Autre problème soulevé par le coordinateur de l’AJDCM, c’est la quasi-impossibilité des transferts bancaires avec les pays voisins. En guise d’exemple, il a fait savoir qu’à la veille du Forum mondial sur l’eau, qui s’est tenu du 21 au 26 Mars 2022, beaucoup de faîtières maliennes n’ont pas pu envoyer de représentants parce que « les inscriptions en ligne et paiements venant du Mali étaient de facto bloqués en conformité des sanctions prises par l’UEMOA et la CÉDÉAO ». Et M. Touré d’émettre des inquiétudes sur l’avenir des plannings arrêtés par son association : « Je crains que les mois à venir ne soient plus durs encore parce que les financements que nous attendons des partenaires sont soit suspendus, soit fortement réduits à cause des restrictions sur les transferts bancaires concernant le Mali ».
De son côté, Francis Dembélé, Secrétaire permanent de l’Association Malienne de Solidarité et de Coopération Internationale pour le Développement(AMSCID), explique que les activités et la marge de manœuvre de son association connaissent une réduction de 40%. Selon lui, les sanctions contre le Mali empêchent les bailleurs partenaires de faire des transactions importantes vers les comptes bancaires des ONG. Ce qui a donné lieu au ralentissement de l’exécution des projets de développement conduits par l’AMSCID, notamment dans le cercle de Kita. « Depuis deux mois, nous devions commencer la rénovation et l’extension d’une école communautaire dans une commune rurale de Kita. Malheureusement, le partenaire a décidé de surseoir au décaissement des fonds », fait-il savoir avec dépit. Avant d’enchaîner : « Dans le cercle de Yélimané, nous sommes aussi sur un projet de réalisation de plusieurs forages d’eau. Mais les difficultés de transactions bancaires avec nos partenaires extérieurs nous ont amenés à mettre le projet en suspens. Pire, les matériels et les équipements qui constituent l’installation des forages géants, et que nous avons commandés de Dakar, sont toujours bloqués au port dakarois ».

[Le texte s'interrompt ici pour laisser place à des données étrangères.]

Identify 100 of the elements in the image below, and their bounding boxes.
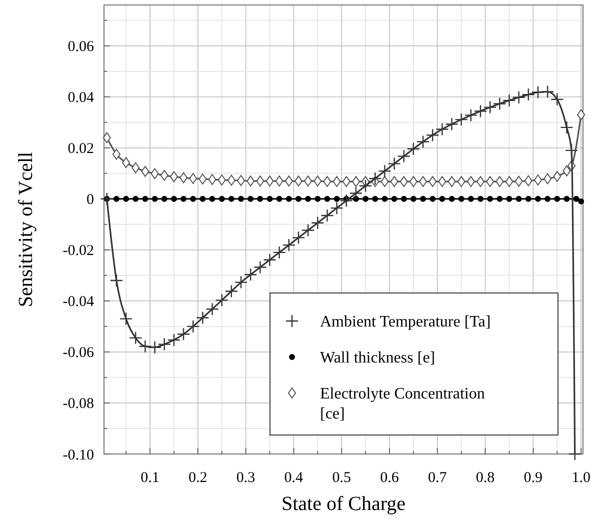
point <box>209 196 216 202</box>
point <box>190 196 196 202</box>
y-tick-label: -0.04 <box>62 294 94 310</box>
y-tick-label: 0.04 <box>68 90 94 106</box>
y-tick-label: -0.02 <box>62 243 94 260</box>
point <box>562 165 571 176</box>
point <box>216 294 228 306</box>
point <box>266 176 274 187</box>
point <box>516 196 522 202</box>
x-tick-label: 0.4 <box>284 470 304 486</box>
point <box>273 246 286 258</box>
point <box>534 196 541 202</box>
point <box>206 303 218 316</box>
y-tick-label: 0 <box>86 192 94 208</box>
x-tick-label: 0.9 <box>524 470 543 486</box>
x-tick-label: 0.6 <box>380 470 400 486</box>
point <box>228 196 234 202</box>
point <box>112 148 120 160</box>
y-tick-label: -0.10 <box>62 447 94 464</box>
point <box>534 174 542 186</box>
point <box>494 98 506 110</box>
point <box>330 202 343 214</box>
point <box>417 136 430 148</box>
point <box>120 312 132 325</box>
point <box>455 114 468 126</box>
x-tick-label: 0.7 <box>428 470 448 486</box>
point <box>388 158 400 170</box>
point <box>554 196 560 202</box>
point <box>436 123 448 136</box>
point <box>439 196 446 202</box>
y-tick-label: -0.08 <box>62 396 94 412</box>
point <box>464 109 477 122</box>
point <box>468 196 474 202</box>
point <box>314 196 321 202</box>
point <box>286 196 292 202</box>
point <box>160 170 168 181</box>
point <box>208 174 216 185</box>
point <box>380 176 389 188</box>
point <box>244 268 257 281</box>
point <box>486 176 494 188</box>
point <box>391 196 398 202</box>
point <box>350 187 362 200</box>
point <box>457 176 466 188</box>
point <box>430 196 436 202</box>
point <box>573 196 580 202</box>
point <box>410 196 416 202</box>
point <box>484 101 496 114</box>
point <box>256 176 264 187</box>
point <box>496 196 503 202</box>
point <box>487 196 494 202</box>
point <box>218 196 225 202</box>
point <box>257 196 264 202</box>
point <box>132 162 140 174</box>
point <box>161 196 168 202</box>
point <box>553 170 562 182</box>
point <box>564 196 570 202</box>
point <box>324 196 330 202</box>
point <box>294 176 302 187</box>
point <box>334 196 340 202</box>
point <box>505 176 514 188</box>
point <box>400 196 407 202</box>
point <box>180 172 188 184</box>
point <box>200 196 206 202</box>
point <box>362 196 369 202</box>
point <box>578 198 584 204</box>
point <box>503 94 516 106</box>
point <box>514 176 523 187</box>
point <box>284 176 293 187</box>
y-tick-label: 0.06 <box>68 39 94 56</box>
point <box>560 121 573 134</box>
point <box>305 196 312 202</box>
point <box>532 86 544 98</box>
point <box>400 176 408 188</box>
point <box>506 196 512 202</box>
point <box>295 196 302 202</box>
point <box>398 150 410 162</box>
point <box>302 224 314 236</box>
point <box>420 196 426 202</box>
point <box>448 196 455 202</box>
point <box>264 254 276 266</box>
point <box>544 173 552 184</box>
point <box>141 166 150 177</box>
point <box>234 276 247 288</box>
point <box>113 196 120 202</box>
point <box>196 312 209 324</box>
point <box>332 176 341 188</box>
point <box>248 196 254 202</box>
point <box>218 174 226 186</box>
point <box>448 176 456 188</box>
legend-label: Ambient Temperature [Ta] <box>320 314 491 331</box>
point <box>321 209 334 222</box>
point <box>139 340 152 352</box>
point <box>148 341 161 354</box>
point <box>180 196 187 202</box>
point <box>170 171 178 182</box>
point <box>142 196 148 202</box>
point <box>390 176 398 188</box>
point <box>544 196 551 202</box>
point <box>266 196 273 202</box>
point <box>524 175 532 186</box>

Même constat chez Youssouf Sanogo, le coordinateur national de la Plateforme pour la Lutte contre la Corruption et le Chômage au Mali (PCC). De ses explications, il ressort que la PCC a, depuis quelques mois, mis en place un projet de sensibilisation sur la gouvernance et l’auto-gouvernance démocratique, en partenariat avec l’UE. Hélas ! se désole M. Sanogo, « le partenaire tarde à poser des actions dans le sens du financement ». La faute au climat délétère de sanctions qui compromet les possibilités de flux financiers vers le Mali.